The conclusion of an employment contract must be recorded in writing. Previously, when the economy was centralized, there was no need for this. Only fixed-term contracts containing a list of benefits for employees were then concluded in writing. A centralized order made it virtually impossible to change any terms of the agreement.
The conclusion of an employment contract only on paper was introduced in 1992 by the law of the Russian Federation. This is due to the processes taking place in the country. The fact is that with the establishment of working conditions, from now on the regulation of relations between the employer and the subordinate through agreements has become prevailing. The general procedure for concluding an employment contract requires the preparation of two copies of the document. Both sides sign both copies. After that, one copy is kept by the employer, and the second is handed over to the employee.
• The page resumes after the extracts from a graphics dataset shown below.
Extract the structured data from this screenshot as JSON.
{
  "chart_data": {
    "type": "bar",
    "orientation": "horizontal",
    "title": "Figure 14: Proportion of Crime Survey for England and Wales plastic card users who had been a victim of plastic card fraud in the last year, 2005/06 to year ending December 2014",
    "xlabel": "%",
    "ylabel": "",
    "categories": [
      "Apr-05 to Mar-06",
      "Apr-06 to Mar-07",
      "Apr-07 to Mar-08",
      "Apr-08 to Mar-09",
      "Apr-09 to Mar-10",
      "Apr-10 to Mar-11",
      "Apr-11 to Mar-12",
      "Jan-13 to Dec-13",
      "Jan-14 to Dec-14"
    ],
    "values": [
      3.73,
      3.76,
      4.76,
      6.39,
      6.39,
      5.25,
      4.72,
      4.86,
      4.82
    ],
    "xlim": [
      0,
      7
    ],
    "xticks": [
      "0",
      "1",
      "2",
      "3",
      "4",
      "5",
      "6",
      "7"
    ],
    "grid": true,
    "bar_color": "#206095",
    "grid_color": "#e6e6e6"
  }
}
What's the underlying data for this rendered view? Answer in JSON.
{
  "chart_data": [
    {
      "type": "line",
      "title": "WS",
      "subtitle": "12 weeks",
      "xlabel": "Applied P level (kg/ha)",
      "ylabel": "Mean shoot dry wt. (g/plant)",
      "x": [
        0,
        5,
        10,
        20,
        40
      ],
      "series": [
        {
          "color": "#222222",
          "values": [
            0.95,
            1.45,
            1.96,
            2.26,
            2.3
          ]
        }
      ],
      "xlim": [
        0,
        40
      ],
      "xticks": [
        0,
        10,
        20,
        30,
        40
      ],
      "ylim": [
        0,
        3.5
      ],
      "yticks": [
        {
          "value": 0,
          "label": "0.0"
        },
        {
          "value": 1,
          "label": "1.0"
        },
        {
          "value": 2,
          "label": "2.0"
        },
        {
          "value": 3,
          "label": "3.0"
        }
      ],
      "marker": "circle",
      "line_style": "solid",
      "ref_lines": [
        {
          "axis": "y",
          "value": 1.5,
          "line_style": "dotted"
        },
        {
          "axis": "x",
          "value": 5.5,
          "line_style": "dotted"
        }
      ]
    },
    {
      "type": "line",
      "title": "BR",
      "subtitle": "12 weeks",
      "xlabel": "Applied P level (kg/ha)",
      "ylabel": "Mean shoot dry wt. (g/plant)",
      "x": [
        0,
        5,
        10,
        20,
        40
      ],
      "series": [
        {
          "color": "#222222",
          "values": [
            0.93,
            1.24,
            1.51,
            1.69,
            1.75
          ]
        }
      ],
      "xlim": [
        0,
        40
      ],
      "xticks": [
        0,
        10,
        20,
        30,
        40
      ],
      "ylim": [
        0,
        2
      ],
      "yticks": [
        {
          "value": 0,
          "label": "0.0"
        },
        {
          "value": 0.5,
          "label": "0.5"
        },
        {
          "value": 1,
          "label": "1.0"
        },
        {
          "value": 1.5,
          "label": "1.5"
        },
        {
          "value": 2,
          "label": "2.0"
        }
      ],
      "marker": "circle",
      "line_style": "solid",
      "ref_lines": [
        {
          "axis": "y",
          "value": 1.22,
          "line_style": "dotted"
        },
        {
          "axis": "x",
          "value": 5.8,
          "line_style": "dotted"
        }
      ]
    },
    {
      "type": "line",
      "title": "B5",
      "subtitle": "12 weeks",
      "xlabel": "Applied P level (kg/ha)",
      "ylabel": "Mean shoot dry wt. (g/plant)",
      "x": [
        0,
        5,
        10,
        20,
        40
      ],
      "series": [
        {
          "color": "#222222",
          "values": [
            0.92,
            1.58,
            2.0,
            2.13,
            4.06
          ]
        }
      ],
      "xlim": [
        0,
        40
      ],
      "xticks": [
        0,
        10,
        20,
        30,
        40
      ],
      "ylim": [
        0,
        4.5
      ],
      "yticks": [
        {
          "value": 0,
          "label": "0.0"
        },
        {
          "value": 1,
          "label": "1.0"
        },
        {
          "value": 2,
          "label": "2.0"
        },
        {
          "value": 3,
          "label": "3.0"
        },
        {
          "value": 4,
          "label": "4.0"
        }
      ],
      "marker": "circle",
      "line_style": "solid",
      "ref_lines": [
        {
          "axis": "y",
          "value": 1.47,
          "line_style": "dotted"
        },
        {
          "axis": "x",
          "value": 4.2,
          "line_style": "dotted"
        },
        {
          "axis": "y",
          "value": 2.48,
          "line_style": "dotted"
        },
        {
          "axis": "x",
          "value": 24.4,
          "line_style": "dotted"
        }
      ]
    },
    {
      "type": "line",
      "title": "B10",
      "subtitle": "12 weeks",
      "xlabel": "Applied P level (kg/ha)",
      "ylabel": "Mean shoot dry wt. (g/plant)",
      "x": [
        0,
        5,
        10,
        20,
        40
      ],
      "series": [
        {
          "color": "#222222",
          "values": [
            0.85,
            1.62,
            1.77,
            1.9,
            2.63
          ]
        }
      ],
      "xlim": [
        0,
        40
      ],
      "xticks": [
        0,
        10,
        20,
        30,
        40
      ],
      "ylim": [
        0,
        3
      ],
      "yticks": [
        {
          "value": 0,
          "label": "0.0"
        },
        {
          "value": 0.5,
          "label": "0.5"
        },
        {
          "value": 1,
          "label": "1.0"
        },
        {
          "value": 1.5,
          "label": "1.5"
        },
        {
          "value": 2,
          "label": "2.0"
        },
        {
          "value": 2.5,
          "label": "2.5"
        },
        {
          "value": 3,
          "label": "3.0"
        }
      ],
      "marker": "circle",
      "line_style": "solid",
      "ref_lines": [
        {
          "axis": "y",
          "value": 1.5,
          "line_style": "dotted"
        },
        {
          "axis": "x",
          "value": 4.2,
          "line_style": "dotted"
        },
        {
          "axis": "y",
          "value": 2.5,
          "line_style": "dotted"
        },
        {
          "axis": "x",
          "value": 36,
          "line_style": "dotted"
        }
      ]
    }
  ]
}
The document that remains in the personnel department must have the signature of a subordinate confirming that he also received the same agreement.
The conclusion of an employment contract on paper makes it specific, specific. And if a dispute suddenly arises, then this form of agreement will help resolve it as soon as possible.
The employer must take care of how to draw up an employment contract and when to do it. The subordinate should not suffer as a result of failure by the authorities to fulfill this obligation. The fact that an employment contract exists is not proved by its form, but by the existence of an employment relationship. If the representative of the employer or he himself instructed the subordinate to start work, the agreement is considered concluded, despite the fact that it has not yet been drawn up. And at the same time, such a step does not exempt the head from the written execution of the contract. The Labor Code even indicates the time frame within which it must have time to do this: only three days from the moment the subordinate is allowed to work.
In the case of the signing of employment contracts with certain categories of the population, the law provides for additional coordination of conditions with persons or bodies that are not employers for this document. For example, an agreement concluded between a representative of the executive branch and the head of a state-owned enterprise must be agreed with and approved by the Ministry of Property Relations.
The conclusion of an employment contract automatically gives both parties obligations and rights. If the subordinate did not start work at the right time, the employer has the right to cancel the document. To do this, he must issue an order having the appropriate content.
If an insured event has occurred from the day the contract was concluded and inclusive until the day it is completely canceled, this employee has the same right to receive social insurance benefits as everyone else.
In modern market conditions, there is a need for labor law to fulfill a protective function. This is especially true for the employment of certain categories of citizens. There must be some warranties for them. This protective function consists in the fact that the employer does not have the right to unreasonably refuse to conclude an employment agreement. He must state the reason for the refusal in writing, and the employee can appeal to the court with a request to appeal this decision.
The right and the opportunity to conclude a labor agreement is confirmed by constitutional guarantees that allow everyone to independently choose their occupation, profession, type of activity in the future, and manage their inclinations and abilities at their own discretion. These opportunities are the same for all citizens of the Russian Federation. At the same time, the employer has the right to choose such subordinates whose education and skills would correspond to the work entrusted to them.